Solving Spark’s Small File Problem for 100x Faster Reads
Understand the Spark common small file problem, learn how to solve in the modern open table formats through offline and online optimizations.
The small file problem is one of the most common performance bottlenecks in Spark workloads. It’s deceptively simple: too many tiny files slow down your reads. But the implications run deep, affecting batch pipelines, streaming workloads, and ultimately user-facing query performance.
This article dives into what the small file problem is, why it happens, and how to solve it; with strategies that can deliver up to 100x faster reads especially for streaming jobs.
💡1000 files → compacted to 10 files will give 100x faster reads.
What Is the Small File Problem?
When Spark writes data, it does so in parallel. Each task typically outputs one file. With high parallelism (e.g., 100 tasks), you often end up with hundreds of small files rather than fewer large ones.
These small files make writes fast (parallelized, no need to coordinate much), but reads slow, because:
Spark has to open and scan thousands of files.
Each file triggers task scheduling overhead.
Metadata operations dominate actual data scanning.
Why It Hurts Read and Write Performance
Writes: Small files are easy to generate, but repartitioning to reduce them adds shuffle cost.
Reads: File explosion causes Spark to spend more time on metadata + scheduling than actual compute
💡 Reads happen more often than writes, just like code is read far more often than it is written.
Impact on Batch and Streaming Jobs
Batch workloads: Small files accumulate, degrading performance of downstream queries and compaction jobs.
Streaming workloads: Streaming prioritizes low-latency writes, which naturally produce small files. If compaction is forced inline, it adds latency; often unacceptable for SLA-driven pipelines.
Traditional Solutions in Spark
Before open table formats, the common fix was to repartition/coalesce before write or reduce the number of cores/tasks when starting the job.
Before Write:
df.repartition(10).write.format("parquet").save("...")
OR
df.coalesce(10).write.format("parquet").save("...")Setting Cores at Spark Job (Gives 10 in total tasks):
spark.executor.cores 2
spark.executor.instances 5Repartition triggers a full shuffle (expensive).
Coalesce reduces files but can cause data skew.
With
Ncores, you typically getNoutput files (10 cores = 10 files).
In all the above scenarios, we set the file count to 10, which requires you to manually determine the right number; unlike in open table format solutions.
Open Table Format Solutions
Modern table formats provide smarter, managed ways to handle small files. Since open table formats support versioning, they can perform these optimizations efficiently and smartly without disrupting the user experience.
Offline Optimization (Table & Partition Level)
This feature is commonly known as compaction which periodically merges many small files into fewer large ones per table or partition.
This is asynchronous process and conceptually similar to
coalesce; fewer output files but efficient. It makes data available asap but makes it read efficient later.Example: Merge 100 files into 10 larger ones. Number of files depend on the file size which can be configured through spark config if needed.
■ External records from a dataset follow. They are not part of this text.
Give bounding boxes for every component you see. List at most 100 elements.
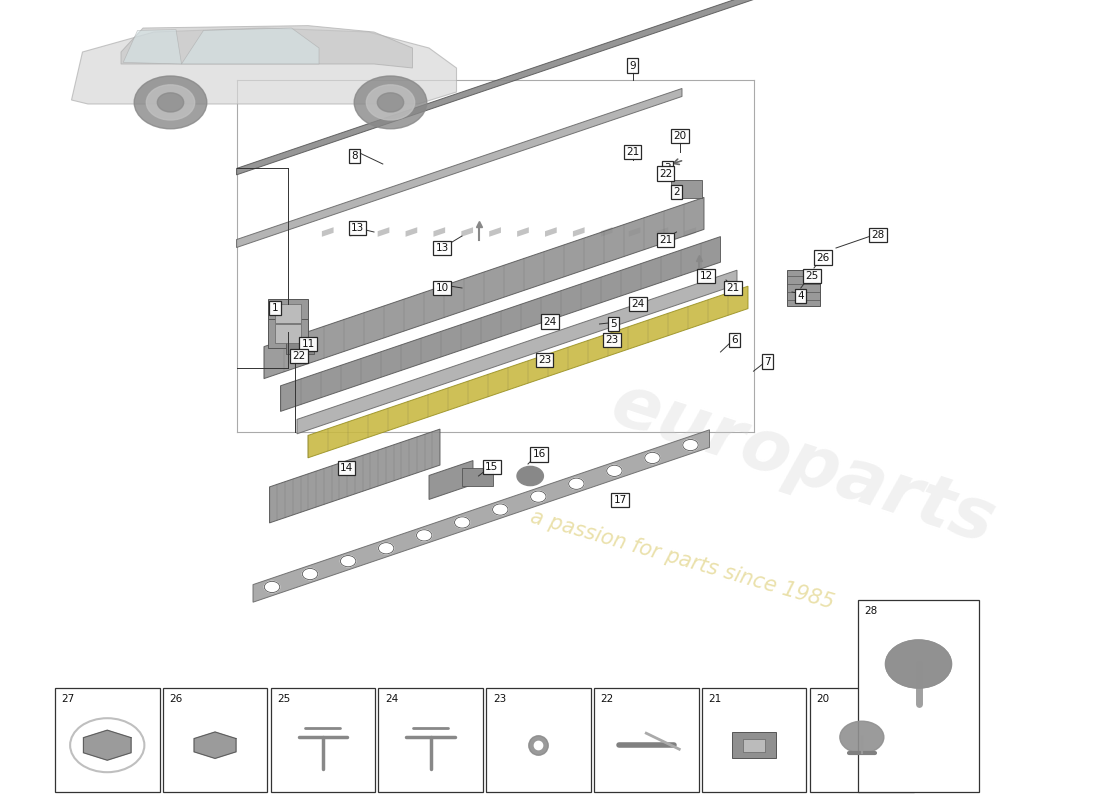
Bar bbox=[858, 600, 979, 792]
Bar bbox=[55, 688, 160, 792]
Text: 24: 24 bbox=[385, 694, 398, 704]
Text: 23: 23 bbox=[605, 335, 618, 345]
Polygon shape bbox=[253, 430, 710, 602]
Text: 23: 23 bbox=[538, 355, 551, 365]
Circle shape bbox=[454, 517, 470, 528]
Bar bbox=[163, 688, 267, 792]
Bar bbox=[286, 339, 313, 354]
Bar bbox=[275, 324, 301, 343]
Circle shape bbox=[493, 504, 508, 515]
Polygon shape bbox=[72, 28, 456, 104]
Text: 14: 14 bbox=[340, 463, 353, 473]
Text: europarts: europarts bbox=[603, 370, 1003, 558]
Polygon shape bbox=[322, 227, 333, 237]
Polygon shape bbox=[657, 227, 669, 237]
Text: a passion for parts since 1985: a passion for parts since 1985 bbox=[528, 507, 836, 613]
Bar bbox=[271, 688, 375, 792]
Polygon shape bbox=[236, 0, 754, 175]
Text: 10: 10 bbox=[436, 283, 449, 293]
Bar bbox=[744, 739, 766, 752]
Polygon shape bbox=[350, 227, 362, 237]
Circle shape bbox=[377, 93, 404, 112]
Bar bbox=[268, 319, 308, 348]
Text: 1: 1 bbox=[272, 303, 278, 313]
Text: 13: 13 bbox=[351, 223, 364, 233]
Text: 9: 9 bbox=[629, 61, 636, 70]
Text: 21: 21 bbox=[659, 235, 672, 245]
Text: 17: 17 bbox=[614, 495, 627, 505]
Text: 7: 7 bbox=[764, 357, 771, 366]
Text: 22: 22 bbox=[293, 351, 306, 361]
Text: 28: 28 bbox=[871, 230, 884, 240]
Polygon shape bbox=[629, 227, 640, 237]
Polygon shape bbox=[308, 286, 748, 458]
Polygon shape bbox=[544, 227, 557, 237]
Circle shape bbox=[264, 582, 279, 593]
Text: 13: 13 bbox=[436, 243, 449, 253]
Text: 25: 25 bbox=[805, 271, 818, 281]
Bar bbox=[733, 733, 777, 758]
Polygon shape bbox=[684, 227, 696, 237]
Circle shape bbox=[417, 530, 432, 541]
Polygon shape bbox=[517, 227, 529, 237]
Text: 4: 4 bbox=[798, 291, 804, 301]
Bar bbox=[378, 688, 483, 792]
Bar bbox=[594, 688, 698, 792]
Bar bbox=[486, 688, 591, 792]
Polygon shape bbox=[406, 227, 417, 237]
Bar bbox=[268, 299, 308, 328]
Bar bbox=[275, 304, 301, 323]
Circle shape bbox=[340, 555, 355, 566]
Circle shape bbox=[886, 640, 952, 688]
Text: 6: 6 bbox=[732, 335, 738, 345]
Text: 25: 25 bbox=[277, 694, 290, 704]
Text: 26: 26 bbox=[816, 253, 829, 262]
Circle shape bbox=[886, 640, 952, 688]
Polygon shape bbox=[461, 227, 473, 237]
Polygon shape bbox=[280, 237, 720, 411]
Circle shape bbox=[569, 478, 584, 490]
Text: 3: 3 bbox=[664, 163, 671, 173]
Polygon shape bbox=[433, 227, 446, 237]
Text: 21: 21 bbox=[708, 694, 722, 704]
Circle shape bbox=[530, 491, 546, 502]
Text: 20: 20 bbox=[816, 694, 829, 704]
Text: 5: 5 bbox=[610, 319, 617, 329]
Text: 11: 11 bbox=[301, 339, 315, 349]
Circle shape bbox=[840, 722, 884, 754]
Text: 21: 21 bbox=[726, 283, 739, 293]
Polygon shape bbox=[601, 227, 613, 237]
Text: 20: 20 bbox=[673, 131, 686, 141]
Text: 12: 12 bbox=[700, 271, 713, 281]
Polygon shape bbox=[123, 30, 182, 64]
Circle shape bbox=[645, 452, 660, 463]
Text: 28: 28 bbox=[865, 606, 878, 616]
Text: 2: 2 bbox=[673, 187, 680, 197]
Polygon shape bbox=[194, 732, 236, 758]
Text: 27: 27 bbox=[62, 694, 75, 704]
Circle shape bbox=[517, 466, 543, 486]
Circle shape bbox=[157, 93, 184, 112]
Circle shape bbox=[683, 439, 698, 450]
Polygon shape bbox=[270, 429, 440, 523]
Bar bbox=[786, 270, 820, 306]
Bar bbox=[810, 688, 914, 792]
Text: 24: 24 bbox=[631, 299, 645, 309]
Polygon shape bbox=[264, 198, 704, 378]
Text: 22: 22 bbox=[659, 169, 672, 178]
Text: 24: 24 bbox=[543, 317, 557, 326]
Circle shape bbox=[354, 76, 427, 129]
Text: 15: 15 bbox=[485, 462, 498, 472]
Bar bbox=[462, 468, 493, 486]
Bar bbox=[671, 180, 702, 198]
Polygon shape bbox=[84, 730, 131, 760]
Circle shape bbox=[134, 76, 207, 129]
Polygon shape bbox=[573, 227, 584, 237]
Text: 21: 21 bbox=[626, 147, 639, 157]
Circle shape bbox=[302, 569, 318, 580]
Polygon shape bbox=[236, 89, 682, 247]
Polygon shape bbox=[377, 227, 389, 237]
Polygon shape bbox=[490, 227, 500, 237]
Text: 16: 16 bbox=[532, 450, 546, 459]
Polygon shape bbox=[182, 28, 319, 64]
Still requires scanning files, so the more small files you start with, the more expensive compaction becomes.
Great for batch data where compaction can run right after the job is done.
Online Optimization (Task Level)
Instead of blindly writing one file per task, Spark can group writes more intelligently before write. Delta calls it optimized write.
This is synchronous process and conceptually similar to
coalesce; fewer output files but efficient. It adds latency but once data is available its read efficient.Example: Instead of 100 small files, Spark writes 50 medium-sized files.
Makes later compaction faster, since it only needs to process 50 files instead of 100.
Streaming jobs that writes small files can take advantages of this along with compaction when the SLA permits.

Decision Flow
Conclusion
The small file problem is a silent killer of Spark performance. While small files make writes faster, they heavily penalize reads. Open table formats like Delta, Iceberg, and Hudi provide optimization features that strike the right balance. Solving this problem can unlock up to a 100x boost in read performance, crucial for truly scalable Lakehouse analytics.







The tradeoff between online and offline optimization is really interesting, especially for streaming workloads where you basically have to pick between latency and read performance. The decision flow diagram nails it though, batch jobs can just run compaction right after and get the best of both worlds. Have you seen cases where optimized writes still cause SLA issues even with modest data volumes?